Not again, not again, not again!
She couldn’t lose another person. Not like this. Not to murder. Sophia made it through Catherine but this…
There was nothing without him. She wouldn’t survive him.
Her fingers were a blur over her phone as she texted Eugene for help. Distantly, she was thankful Vincent thought to put wireless in the lab. Her phone pinged repeatedly but she didn’t look at it, focused more on trying to save what little blood he had left. She wrenched the jacket off of her arms and balled it up, holding it with one hand.
“Did it go through?” She asked, taking one of Vincent’s bloody hands in hers to pull it away from the wound.
Vincent nodded but didn’t move his hands as she silently begged him to. Now was not the time to be stubborn. If they didn’t stop the blood, there would be no chance…
“Stop, Sophia,” he whispered when she tugged again, harder than before.
She gave a keening cry in reply, unable to hold back anymore. Her fury at him for earlier, for refusing to let her help, at whoever shot him, at herself for not getting her earlier. It quickly gave way to a sorrow so deep, she didn’t know if it had an end. She felt ripped open, raw, never to be whole again.
When she looked at him again, she saw the acceptance in his eyes. Sadness. Regret.
“It’s too late, ma chérie. I’m sorry, I’m sorry for so much,” his voice was so soft now, so weak.
The hand she’d been grabbing reached up, slowly and trembling all the while, and rested on her cheek. He was so cold. Not even gone yet and already as cold as a corpse.

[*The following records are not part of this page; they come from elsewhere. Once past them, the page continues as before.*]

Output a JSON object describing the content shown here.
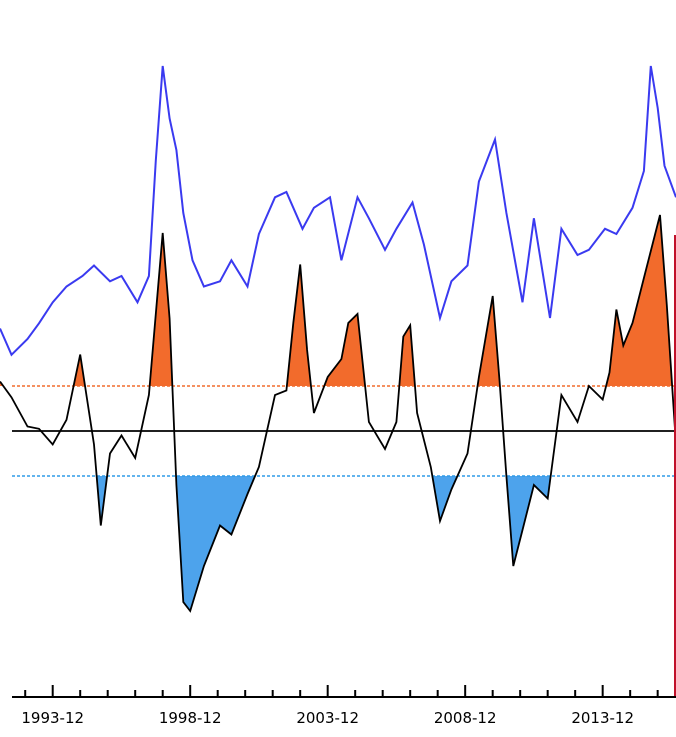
{
  "chart_data": {
    "type": "line",
    "title": "",
    "xlabel": "",
    "ylabel": "",
    "grid": false,
    "x_tick_labels": [
      "1993-12",
      "1998-12",
      "2003-12",
      "2008-12",
      "2013-12"
    ],
    "x_range": [
      "1992-01",
      "2016-08"
    ],
    "series": [
      {
        "role": "upper-trace",
        "color": "#3a3af0",
        "points": [
          [
            "1992-01",
            0.3
          ],
          [
            "1992-06",
            0.05
          ],
          [
            "1993-01",
            0.2
          ],
          [
            "1993-06",
            0.35
          ],
          [
            "1993-12",
            0.55
          ],
          [
            "1994-06",
            0.7
          ],
          [
            "1995-01",
            0.8
          ],
          [
            "1995-06",
            0.9
          ],
          [
            "1996-01",
            0.75
          ],
          [
            "1996-06",
            0.8
          ],
          [
            "1997-01",
            0.55
          ],
          [
            "1997-06",
            0.8
          ],
          [
            "1997-09",
            1.9
          ],
          [
            "1997-12",
            2.8
          ],
          [
            "1998-03",
            2.3
          ],
          [
            "1998-06",
            2.0
          ],
          [
            "1998-09",
            1.4
          ],
          [
            "1999-01",
            0.95
          ],
          [
            "1999-06",
            0.7
          ],
          [
            "2000-01",
            0.75
          ],
          [
            "2000-06",
            0.95
          ],
          [
            "2001-01",
            0.7
          ],
          [
            "2001-06",
            1.2
          ],
          [
            "2002-01",
            1.55
          ],
          [
            "2002-06",
            1.6
          ],
          [
            "2003-01",
            1.25
          ],
          [
            "2003-06",
            1.45
          ],
          [
            "2004-01",
            1.55
          ],
          [
            "2004-06",
            0.95
          ],
          [
            "2005-01",
            1.55
          ],
          [
            "2005-06",
            1.35
          ],
          [
            "2006-01",
            1.05
          ],
          [
            "2006-06",
            1.25
          ],
          [
            "2007-01",
            1.5
          ],
          [
            "2007-06",
            1.1
          ],
          [
            "2008-01",
            0.4
          ],
          [
            "2008-06",
            0.75
          ],
          [
            "2009-01",
            0.9
          ],
          [
            "2009-06",
            1.7
          ],
          [
            "2010-01",
            2.1
          ],
          [
            "2010-06",
            1.4
          ],
          [
            "2011-01",
            0.55
          ],
          [
            "2011-06",
            1.35
          ],
          [
            "2012-01",
            0.4
          ],
          [
            "2012-06",
            1.25
          ],
          [
            "2013-01",
            1.0
          ],
          [
            "2013-06",
            1.05
          ],
          [
            "2014-01",
            1.25
          ],
          [
            "2014-06",
            1.2
          ],
          [
            "2015-01",
            1.45
          ],
          [
            "2015-06",
            1.8
          ],
          [
            "2015-09",
            2.8
          ],
          [
            "2015-12",
            2.4
          ],
          [
            "2016-03",
            1.85
          ],
          [
            "2016-08",
            1.55
          ]
        ]
      },
      {
        "role": "index",
        "color": "#000000",
        "points": [
          [
            "1992-01",
            1.1
          ],
          [
            "1992-06",
            0.75
          ],
          [
            "1993-01",
            0.1
          ],
          [
            "1993-06",
            0.05
          ],
          [
            "1993-12",
            -0.3
          ],
          [
            "1994-06",
            0.25
          ],
          [
            "1994-12",
            1.7
          ],
          [
            "1995-06",
            -0.3
          ],
          [
            "1995-09",
            -2.1
          ],
          [
            "1996-01",
            -0.5
          ],
          [
            "1996-06",
            -0.1
          ],
          [
            "1996-12",
            -0.6
          ],
          [
            "1997-06",
            0.8
          ],
          [
            "1997-09",
            2.6
          ],
          [
            "1997-12",
            4.4
          ],
          [
            "1998-03",
            2.5
          ],
          [
            "1998-06",
            -1.2
          ],
          [
            "1998-09",
            -3.8
          ],
          [
            "1998-12",
            -4.0
          ],
          [
            "1999-06",
            -3.0
          ],
          [
            "2000-01",
            -2.1
          ],
          [
            "2000-06",
            -2.3
          ],
          [
            "2001-01",
            -1.4
          ],
          [
            "2001-06",
            -0.8
          ],
          [
            "2002-01",
            0.8
          ],
          [
            "2002-06",
            0.9
          ],
          [
            "2002-09",
            2.4
          ],
          [
            "2002-12",
            3.7
          ],
          [
            "2003-03",
            1.8
          ],
          [
            "2003-06",
            0.4
          ],
          [
            "2003-12",
            1.2
          ],
          [
            "2004-06",
            1.6
          ],
          [
            "2004-09",
            2.4
          ],
          [
            "2005-01",
            2.6
          ],
          [
            "2005-06",
            0.2
          ],
          [
            "2006-01",
            -0.4
          ],
          [
            "2006-06",
            0.2
          ],
          [
            "2006-09",
            2.1
          ],
          [
            "2006-12",
            2.35
          ],
          [
            "2007-03",
            0.4
          ],
          [
            "2007-09",
            -0.8
          ],
          [
            "2008-01",
            -2.0
          ],
          [
            "2008-06",
            -1.3
          ],
          [
            "2009-01",
            -0.5
          ],
          [
            "2009-06",
            1.2
          ],
          [
            "2009-12",
            3.0
          ],
          [
            "2010-03",
            1.1
          ],
          [
            "2010-06",
            -1.0
          ],
          [
            "2010-09",
            -3.0
          ],
          [
            "2011-01",
            -2.2
          ],
          [
            "2011-06",
            -1.2
          ],
          [
            "2011-12",
            -1.5
          ],
          [
            "2012-06",
            0.8
          ],
          [
            "2013-01",
            0.2
          ],
          [
            "2013-06",
            1.0
          ],
          [
            "2013-12",
            0.7
          ],
          [
            "2014-03",
            1.3
          ],
          [
            "2014-06",
            2.7
          ],
          [
            "2014-09",
            1.9
          ],
          [
            "2015-01",
            2.4
          ],
          [
            "2015-06",
            3.4
          ],
          [
            "2015-09",
            4.0
          ],
          [
            "2016-01",
            4.8
          ],
          [
            "2016-04",
            2.8
          ],
          [
            "2016-08",
            -0.3
          ]
        ]
      }
    ],
    "zero_line": 0,
    "upper_threshold": 1.0,
    "lower_threshold": -1.0,
    "shade_above_color": "#f26b2c",
    "shade_below_color": "#4da3ec",
    "upper_threshold_color": "#f26b2c",
    "lower_threshold_color": "#2e9be8",
    "right_edge_color": "#c0112a"
  }
}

“I love you,” she sobbed, abandoning the bundled fabric in her lap for his hand, keeping it there. “I can’t think of a time when I didn’t.”
Don’t leave me. Please don’t leave me.
“I love you, too. I should have said it earlier. I should have told you that from the start.”
He lifted his other hand from his abdomen and pulled away from her touch long enough to take something off of his left hand. Vincent took her hands in his, more than slick with blood, and pressed something into them. It was warm and small. Through her tears, and his blood, she faintly registered it wasn’t Paul’s signet ring but something else. It bore a different crest carved into the flat green stone.
She leaned forward and pressed her lips to his. Still soft despite the lack of heat radiating from them. His response was weak, unable to do anything but accept her gesture. She was already covered in his blood. She didn’t care if she tasted it, if she never rid herself of the metallic smell. She wanted to kiss him, at least once more.
“Tout mon coeur repose avec toi,” he said when she pulled away, closing her hands around the ring.
My whole heart rests with you.
“Je n'en tiendrai aucun autre,” she replied, the French heavy on her tongue.
I will hold no other.
Sophia heard footsteps and voices but all she could do was look at him when she finally felt his grip sag and saw his head loll to the side slightly.
Gone.
He was gone.
Something broke deep inside her. Sophia opened her mouth to scream, to cry, but nothing came. She was only able to feel an absence never to be filled again.